Wise ones do not always dwell amidst mankind in the full splendor of blazing torches, but foster ideas which touch the inner consciousness of those who are ready. One of H. P. Blavatsky's teachers informed A. P. Sinnett that, in contrast to Spiritualism, the only "Spirits" they believed in were the higher planetary spirits, the hierarchy of compassion for our earth. It was their hope to form a "genuine, practical Brotherhood of Humanity where all will become co-workers of nature," working for mankind's good by assisting those "planetary Spirits." To do so we must focus on principles, and not on opinions or issues which invade the brain-mind at every angle. We could visualize the guardian wall protecting mankind as an edifice of Principle. As Franz Hartmann asserted, the human soul admires beautiful forms but the human spirit loves principles.

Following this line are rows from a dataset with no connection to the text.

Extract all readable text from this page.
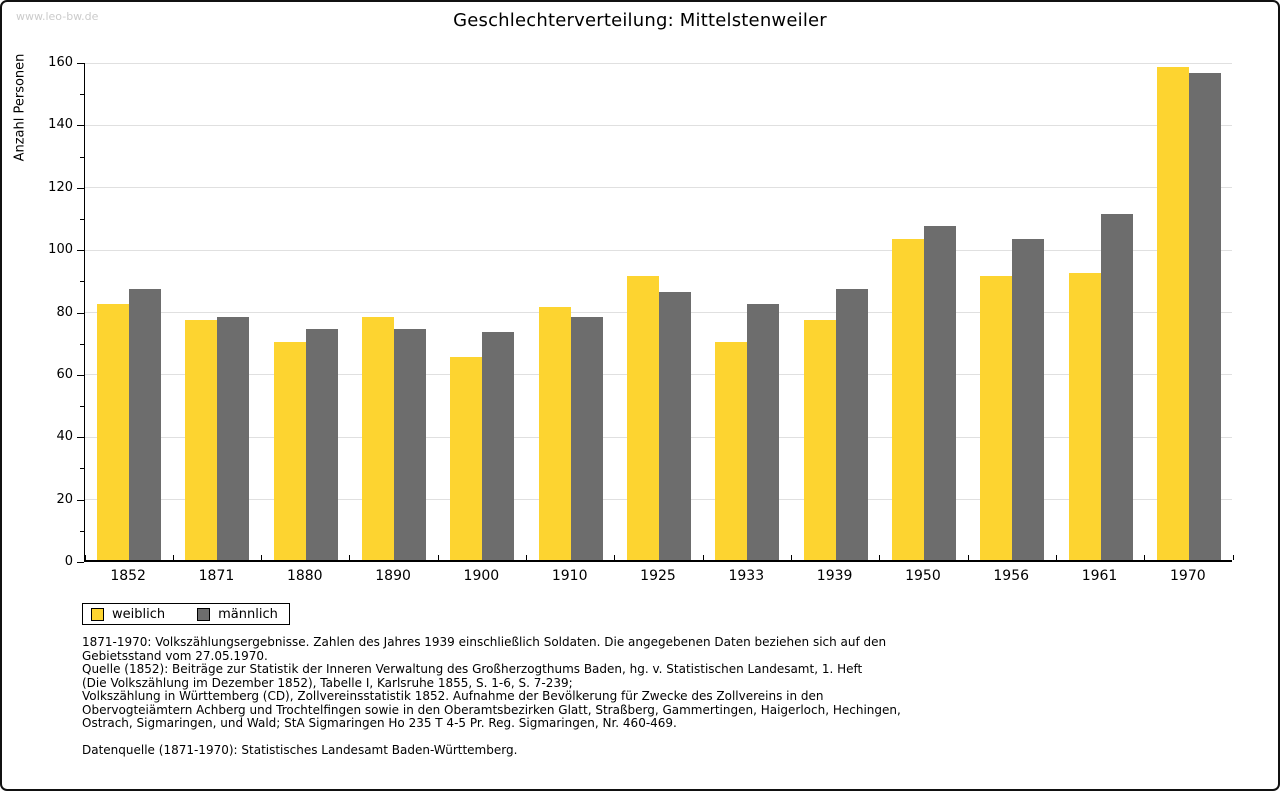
www.leo-bw.de	Geschlechterverteilung: Mittelstenweiler
Anzahl Personen
0
20
40
60
80
100
120
140
160
1852	1871	1880	1890	1900	1910	1925	1933	1939	1950	1956	1961	1970
weiblich	männlich
1871-1970: Volkszählungsergebnisse. Zahlen des Jahres 1939 einschließlich Soldaten. Die angegebenen Daten beziehen sich auf den
Gebietsstand vom 27.05.1970.
Quelle (1852): Beiträge zur Statistik der Inneren Verwaltung des Großherzogthums Baden, hg. v. Statistischen Landesamt, 1. Heft
(Die Volkszählung im Dezember 1852), Tabelle I, Karlsruhe 1855, S. 1-6, S. 7-239;
Volkszählung in Württemberg (CD), Zollvereinsstatistik 1852. Aufnahme der Bevölkerung für Zwecke des Zollvereins in den
Obervogteiämtern Achberg und Trochtelfingen sowie in den Oberamtsbezirken Glatt, Straßberg, Gammertingen, Haigerloch, Hechingen,
Ostrach, Sigmaringen, und Wald; StA Sigmaringen Ho 235 T 4-5 Pr. Reg. Sigmaringen, Nr. 460-469.
Datenquelle (1871-1970): Statistisches Landesamt Baden-Württemberg.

In "A Common Hymn" of Proclus we find these final words to capture the imagination:

While bound for home I raise th' impatient sails,
And paths divine unfold as I ascend.
Give me to see those beams of glorious light,
Which aid the soul from Generation's night . . .
While bound for home I raise th' impatient sails,
Impel my vessel o'er life's stormy main,
Till the fair port of Piety I gain;
For there my soul, with mighty toils oppress'd,
Shall find her long-lost Paradise of rest.